According to the Associated Press, under the newly released “Artificial Intelligence (AI) Protocols,” a work lacking human authorship will be deemed ineligible for any category.
AI-inspired works will be accepted if a human creator has made a significant contribution to the music or lyrics, according to decisions made at last month’s Academy Board of Trustees meeting.
The requirements specify that the human authorship component must be significant.
Paul McCartney recently announced that a new Beatles record was created using artificial intelligence technology by using an old demo of John Lennon’s voice.
The utilization of AI in music has garnered attention in recent years, with instances where AI has regenerated or even impersonated artists like the late Notorious B.I.G and the imprisoned R. Kelly. Even family members of the late King of Pop, Michael Jackson, have publicly doubted some of his posthumous releases as authentic. These developments have prompted the Recording Academy to ensure integrity and human involvement in the creative process.
In addition to the AI rule, the Recording Academy has made changes to other categories. In the “Album of the Year” category, a music creator must now account for at least 20 percent of the work to be eligible for a nomination. That includes all credited artists, featured artists, songwriters, producers, engineers, mixers, and mastering engineers.

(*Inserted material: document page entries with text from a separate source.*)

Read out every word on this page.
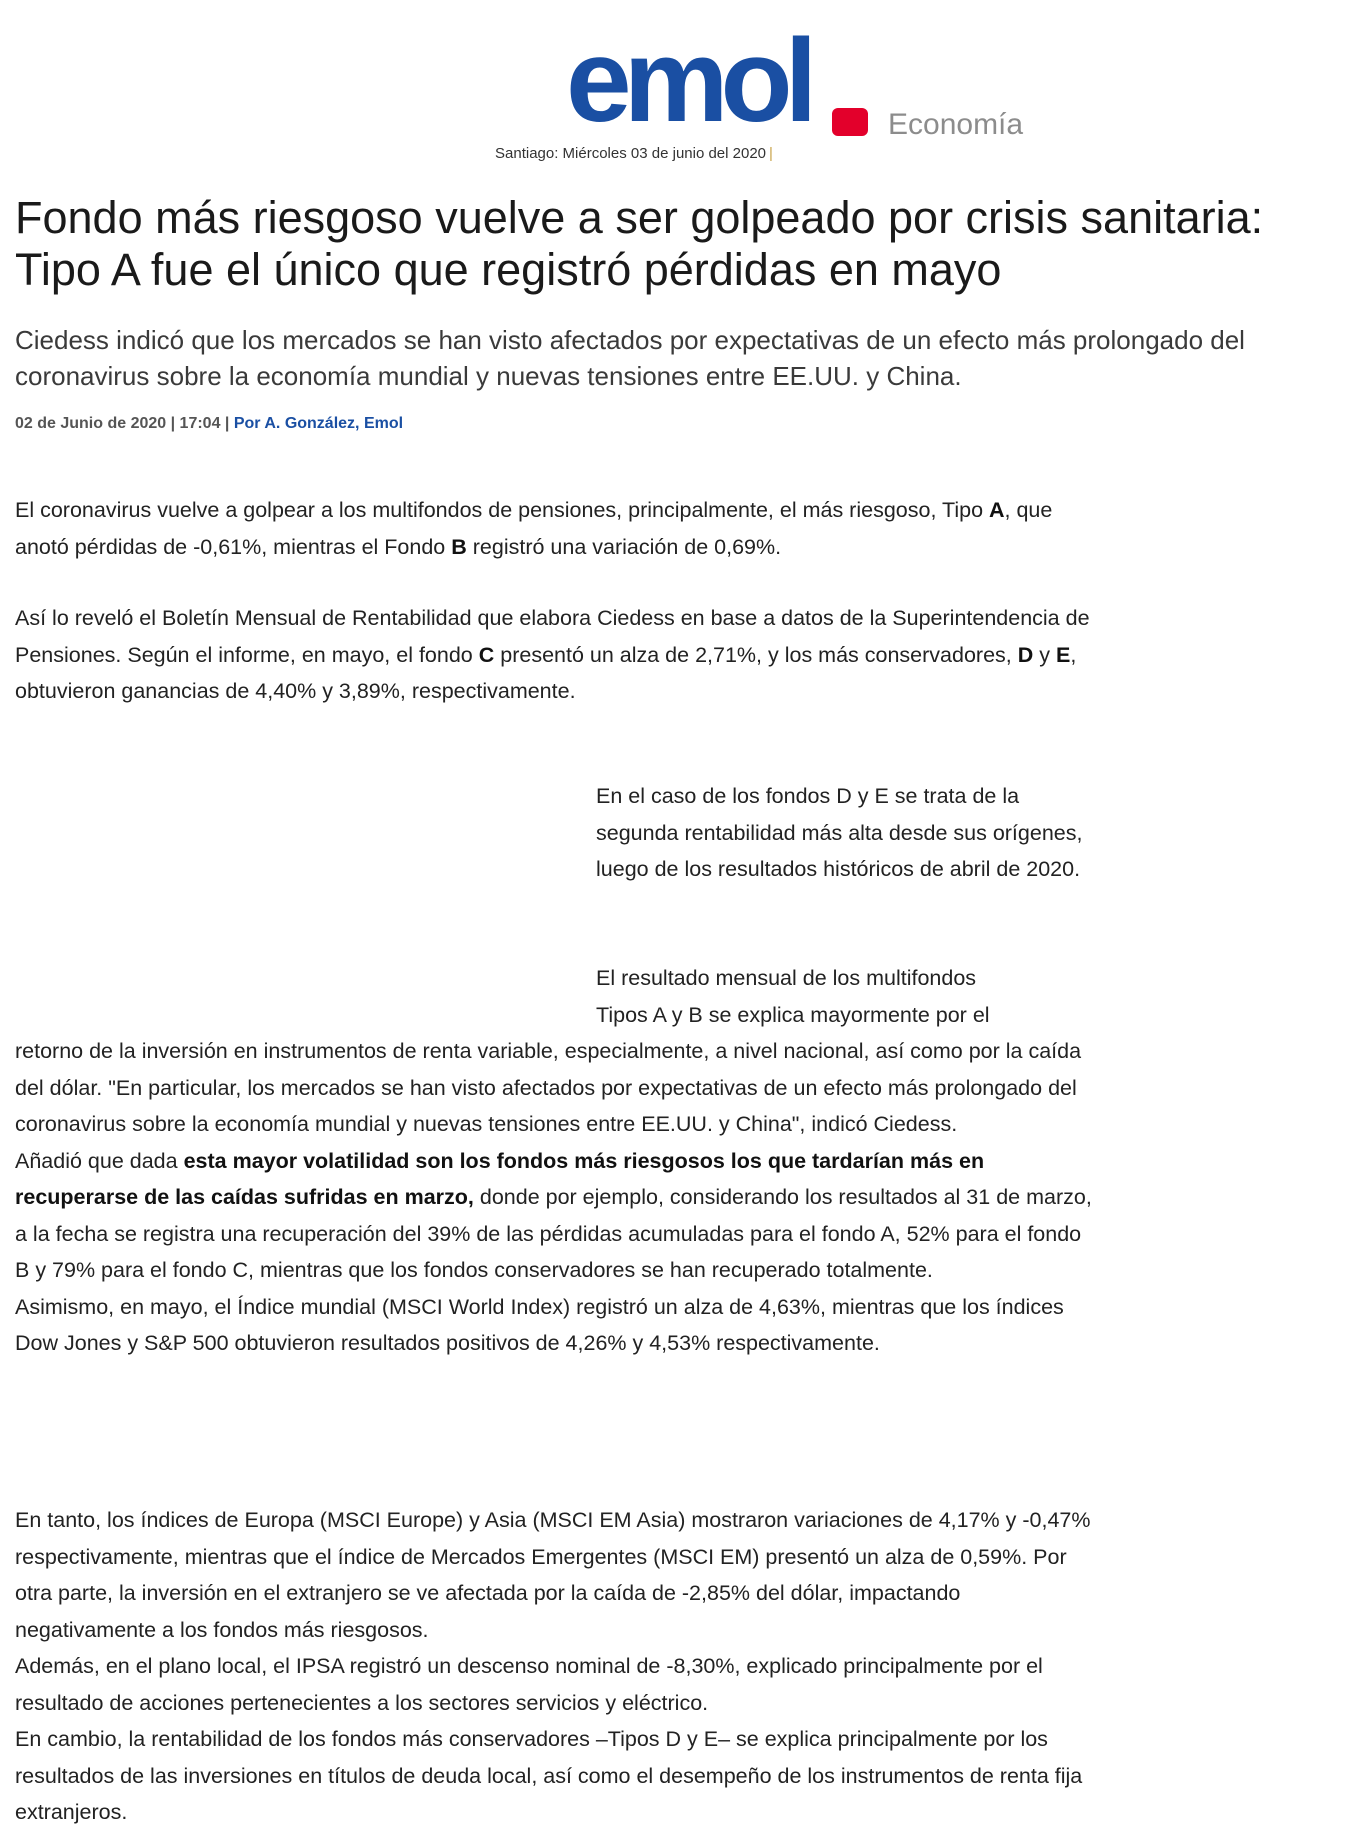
emol	Economía
Santiago: Miércoles 03 de junio del 2020 |
Fondo más riesgoso vuelve a ser golpeado por crisis sanitaria: Tipo A fue el único que registró pérdidas en mayo

Ciedess indicó que los mercados se han visto afectados por expectativas de un efecto más prolongado del coronavirus sobre la economía mundial y nuevas tensiones entre EE.UU. y China.

02 de Junio de 2020 | 17:04 | Por A. González, Emol

El coronavirus vuelve a golpear a los multifondos de pensiones, principalmente, el más riesgoso, Tipo A, que anotó pérdidas de -0,61%, mientras el Fondo B registró una variación de 0,69%.

Así lo reveló el Boletín Mensual de Rentabilidad que elabora Ciedess en base a datos de la Superintendencia de Pensiones. Según el informe, en mayo, el fondo C presentó un alza de 2,71%, y los más conservadores, D y E, obtuvieron ganancias de 4,40% y 3,89%, respectivamente.

En el caso de los fondos D y E se trata de la segunda rentabilidad más alta desde sus orígenes, luego de los resultados históricos de abril de 2020.

El resultado mensual de los multifondos
Tipos A y B se explica mayormente por el
retorno de la inversión en instrumentos de renta variable, especialmente, a nivel nacional, así como por la caída del dólar. "En particular, los mercados se han visto afectados por expectativas de un efecto más prolongado del coronavirus sobre la economía mundial y nuevas tensiones entre EE.UU. y China", indicó Ciedess.

Añadió que dada esta mayor volatilidad son los fondos más riesgosos los que tardarían más en recuperarse de las caídas sufridas en marzo, donde por ejemplo, considerando los resultados al 31 de marzo, a la fecha se registra una recuperación del 39% de las pérdidas acumuladas para el fondo A, 52% para el fondo B y 79% para el fondo C, mientras que los fondos conservadores se han recuperado totalmente.

Asimismo, en mayo, el Índice mundial (MSCI World Index) registró un alza de 4,63%, mientras que los índices Dow Jones y S&P 500 obtuvieron resultados positivos de 4,26% y 4,53% respectivamente.

En tanto, los índices de Europa (MSCI Europe) y Asia (MSCI EM Asia) mostraron variaciones de 4,17% y -0,47% respectivamente, mientras que el índice de Mercados Emergentes (MSCI EM) presentó un alza de 0,59%. Por otra parte, la inversión en el extranjero se ve afectada por la caída de -2,85% del dólar, impactando negativamente a los fondos más riesgosos.

Además, en el plano local, el IPSA registró un descenso nominal de -8,30%, explicado principalmente por el resultado de acciones pertenecientes a los sectores servicios y eléctrico.

En cambio, la rentabilidad de los fondos más conservadores –Tipos D y E– se explica principalmente por los resultados de las inversiones en títulos de deuda local, así como el desempeño de los instrumentos de renta fija extranjeros.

The modification differs from a decision made in 2021, which allowed anyone who worked on the album to receive a nomination. Nominees eligible for the “Big Four” categories, “Best New Artist,” “Album of the Year,” “Song of the Year” and “Record of the Year,” have been reduced from 10 to eight. The academy said it aims to streamline the competition and enhance the prestige of being nominated in these highly coveted categories.
The Recording Academy has also revised the requirements for the “Best Music Film” category. Previously, 50 percent of the documentary footage had to be performance-based, but this requirement has now been lifted to accommodate the evolving music documentary format.

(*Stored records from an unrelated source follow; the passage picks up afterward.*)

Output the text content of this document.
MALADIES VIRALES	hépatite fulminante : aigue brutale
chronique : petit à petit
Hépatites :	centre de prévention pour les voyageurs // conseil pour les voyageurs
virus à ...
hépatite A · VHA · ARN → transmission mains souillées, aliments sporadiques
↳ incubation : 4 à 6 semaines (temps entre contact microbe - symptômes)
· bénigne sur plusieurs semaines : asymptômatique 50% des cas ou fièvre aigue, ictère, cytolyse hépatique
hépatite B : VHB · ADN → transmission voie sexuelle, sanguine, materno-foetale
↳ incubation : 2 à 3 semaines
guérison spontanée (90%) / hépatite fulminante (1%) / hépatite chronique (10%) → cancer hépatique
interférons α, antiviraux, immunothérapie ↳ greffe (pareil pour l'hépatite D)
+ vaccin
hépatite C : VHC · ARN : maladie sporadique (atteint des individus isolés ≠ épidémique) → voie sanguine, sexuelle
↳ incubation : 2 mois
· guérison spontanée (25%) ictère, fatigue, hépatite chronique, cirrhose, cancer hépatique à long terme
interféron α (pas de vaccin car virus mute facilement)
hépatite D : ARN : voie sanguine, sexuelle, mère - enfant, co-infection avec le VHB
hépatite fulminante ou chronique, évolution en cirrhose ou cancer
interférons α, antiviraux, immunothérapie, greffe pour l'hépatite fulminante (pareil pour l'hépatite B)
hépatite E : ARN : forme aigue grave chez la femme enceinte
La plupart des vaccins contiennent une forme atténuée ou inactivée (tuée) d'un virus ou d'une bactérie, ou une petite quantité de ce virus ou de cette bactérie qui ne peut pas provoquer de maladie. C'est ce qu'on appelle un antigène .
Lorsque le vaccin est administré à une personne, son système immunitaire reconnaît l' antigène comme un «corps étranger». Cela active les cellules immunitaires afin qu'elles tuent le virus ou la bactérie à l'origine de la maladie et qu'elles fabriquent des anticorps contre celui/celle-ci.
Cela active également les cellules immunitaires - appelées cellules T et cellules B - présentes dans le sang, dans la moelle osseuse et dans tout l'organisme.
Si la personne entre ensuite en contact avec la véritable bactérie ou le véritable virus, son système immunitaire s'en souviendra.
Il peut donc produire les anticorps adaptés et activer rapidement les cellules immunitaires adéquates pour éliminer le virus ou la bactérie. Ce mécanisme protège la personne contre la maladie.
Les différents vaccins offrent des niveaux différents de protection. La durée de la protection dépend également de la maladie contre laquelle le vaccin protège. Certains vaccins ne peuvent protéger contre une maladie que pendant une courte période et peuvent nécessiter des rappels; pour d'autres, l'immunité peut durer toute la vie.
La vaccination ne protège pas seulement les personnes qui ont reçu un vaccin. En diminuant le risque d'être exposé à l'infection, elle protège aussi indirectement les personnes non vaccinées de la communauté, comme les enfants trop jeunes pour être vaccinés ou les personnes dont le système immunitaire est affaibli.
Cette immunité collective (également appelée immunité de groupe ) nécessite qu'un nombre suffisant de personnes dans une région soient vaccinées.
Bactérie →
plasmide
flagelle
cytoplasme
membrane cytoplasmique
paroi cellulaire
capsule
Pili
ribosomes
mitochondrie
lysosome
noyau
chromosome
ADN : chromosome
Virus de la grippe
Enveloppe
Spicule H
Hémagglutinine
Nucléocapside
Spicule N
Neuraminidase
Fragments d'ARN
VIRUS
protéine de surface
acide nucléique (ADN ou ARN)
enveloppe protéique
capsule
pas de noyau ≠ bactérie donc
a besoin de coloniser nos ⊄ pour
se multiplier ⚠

The change acknowledges that music documentaries often combine actual and archival footage, as seen in Apple TV’s “Billie Eilish: The World’s a Little Blurry.” However, biopics and dramatic feature films remain ineligible for this category. Music videos that are part of a visual album are now eligible for awards, as seen with Beyoncé’s “Lemonade” film in 2016.
The Recording Academy said it updated its system to keep up with changes in music creation and maintain high standards for the Grammy Awards.
Officials said that by limiting AI’s role in music and refining the criteria for various categories, the academy seeks to celebrate and honor the enduring power of human creativity in the industry.